Textes

Arthur Schopenhauer, Le monde comme volonté et représentation, 1818, PUF (traduction de Burdeau). Extrait de Georges Pascal, Les grands textes de la philosophie, Bordas/SEJER, Paris © 2004, pages 211-212.

 

Tout homme qui s'est éveillé des premiers rêves de la jeunesse, qui tient compte de sa propre expérience et de celle des autres, qui a étudié l'histoire du passé et celle de son époque, si des préjugés indéracinables ne troublent pas sa raison, finira par arriver à cette conclusion, que ce monde des hommes est le royaume du hasard et de l'erreur, qui le dominent et le gouvernent à leur guise sans aucune pitié, aidés de la folie et de la méchanceté, qui ne cessent de brandir leur fouet.
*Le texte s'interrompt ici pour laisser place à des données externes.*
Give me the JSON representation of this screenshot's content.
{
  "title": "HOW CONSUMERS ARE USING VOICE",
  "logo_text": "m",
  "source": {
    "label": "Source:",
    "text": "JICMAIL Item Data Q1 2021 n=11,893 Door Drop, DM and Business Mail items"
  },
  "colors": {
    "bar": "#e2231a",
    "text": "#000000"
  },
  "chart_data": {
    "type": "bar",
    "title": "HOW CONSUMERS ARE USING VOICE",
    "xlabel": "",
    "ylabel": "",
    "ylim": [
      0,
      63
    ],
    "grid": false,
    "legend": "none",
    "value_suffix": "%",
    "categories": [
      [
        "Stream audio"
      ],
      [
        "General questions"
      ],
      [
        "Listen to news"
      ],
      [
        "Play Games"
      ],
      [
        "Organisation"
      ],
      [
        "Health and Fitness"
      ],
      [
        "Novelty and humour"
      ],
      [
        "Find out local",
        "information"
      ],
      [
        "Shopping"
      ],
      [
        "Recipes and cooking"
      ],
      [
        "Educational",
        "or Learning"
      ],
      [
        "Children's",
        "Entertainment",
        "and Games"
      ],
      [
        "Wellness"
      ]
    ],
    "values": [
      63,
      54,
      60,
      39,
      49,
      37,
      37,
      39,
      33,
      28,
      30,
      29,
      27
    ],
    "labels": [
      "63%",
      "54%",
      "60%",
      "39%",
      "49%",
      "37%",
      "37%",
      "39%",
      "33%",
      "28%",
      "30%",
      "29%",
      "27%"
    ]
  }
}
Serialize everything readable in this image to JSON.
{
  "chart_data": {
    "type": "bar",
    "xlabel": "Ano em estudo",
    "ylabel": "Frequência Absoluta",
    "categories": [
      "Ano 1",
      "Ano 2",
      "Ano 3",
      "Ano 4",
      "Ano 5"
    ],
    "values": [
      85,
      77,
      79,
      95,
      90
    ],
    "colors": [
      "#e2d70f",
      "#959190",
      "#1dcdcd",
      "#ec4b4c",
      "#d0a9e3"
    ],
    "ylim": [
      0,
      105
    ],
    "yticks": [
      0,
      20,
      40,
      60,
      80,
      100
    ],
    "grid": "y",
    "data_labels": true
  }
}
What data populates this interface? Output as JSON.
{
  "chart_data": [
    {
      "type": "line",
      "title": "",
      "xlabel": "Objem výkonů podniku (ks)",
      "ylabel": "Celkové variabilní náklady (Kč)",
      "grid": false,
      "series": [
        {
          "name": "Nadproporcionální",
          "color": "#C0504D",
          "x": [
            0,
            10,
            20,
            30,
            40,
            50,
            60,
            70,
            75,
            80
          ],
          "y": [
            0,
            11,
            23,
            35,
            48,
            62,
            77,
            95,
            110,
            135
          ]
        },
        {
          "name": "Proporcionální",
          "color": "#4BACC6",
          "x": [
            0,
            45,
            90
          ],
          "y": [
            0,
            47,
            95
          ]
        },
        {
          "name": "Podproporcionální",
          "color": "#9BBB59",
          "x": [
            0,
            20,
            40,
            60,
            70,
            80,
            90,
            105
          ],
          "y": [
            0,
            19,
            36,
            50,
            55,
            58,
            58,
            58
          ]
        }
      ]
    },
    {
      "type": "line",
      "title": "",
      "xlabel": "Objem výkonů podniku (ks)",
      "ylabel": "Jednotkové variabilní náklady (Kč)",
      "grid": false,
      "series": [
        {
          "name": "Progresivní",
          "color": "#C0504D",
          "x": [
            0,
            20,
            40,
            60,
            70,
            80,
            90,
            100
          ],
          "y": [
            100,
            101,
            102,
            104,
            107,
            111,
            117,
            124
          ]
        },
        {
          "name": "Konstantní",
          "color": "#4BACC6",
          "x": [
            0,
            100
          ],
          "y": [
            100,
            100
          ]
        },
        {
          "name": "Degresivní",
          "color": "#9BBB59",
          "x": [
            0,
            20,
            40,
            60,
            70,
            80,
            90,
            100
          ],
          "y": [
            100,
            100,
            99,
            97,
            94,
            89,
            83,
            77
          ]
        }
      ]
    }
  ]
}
Aussi ce qu'il y a de meilleur parmi les hommes ne se fait-il jour qu'à travers mille peines ; toute inspiration noble et sage trouve difficilement l'occasion de se montrer, d'agir, de se faire entendre, tandis que l'absurde et le faux dans le domaine des idées, la platitude et la vulgarité dans les régions de l'art, la malice et la ruse dans la vie pratique, règnent sans partage, et presque sans discontinuité ; il n'est pas de pensée, d œuvre excellente qui ne soit une exception, un cas imprévu, étrange, inouï, tout à fait isolé, comme un aérolithe produit par un autre ordre de choses que celui qui nous gouverne. Pour ce qui est de chacun en particulier, l'histoire d'une vie est toujours l'histoire d'une souffrance, car toute carrière parcourue n'est qu'une suite non interrompue de revers et de disgrâces, que chacun s'efforce de cacher, parce qu'il sait que loin d'inspirer aux autres de la sympathie ou de la pitié, il les comble par là de satisfaction, tant ils se plaisent à se représenter les ennuis des autres, auxquels ils échappent pour le moment ; – il est rare qu'un homme à la fin de sa vie, s'il est à la fois sincère et réfléchi, souhaite recommencer la route, et ne préfère infiniment le néant absolu.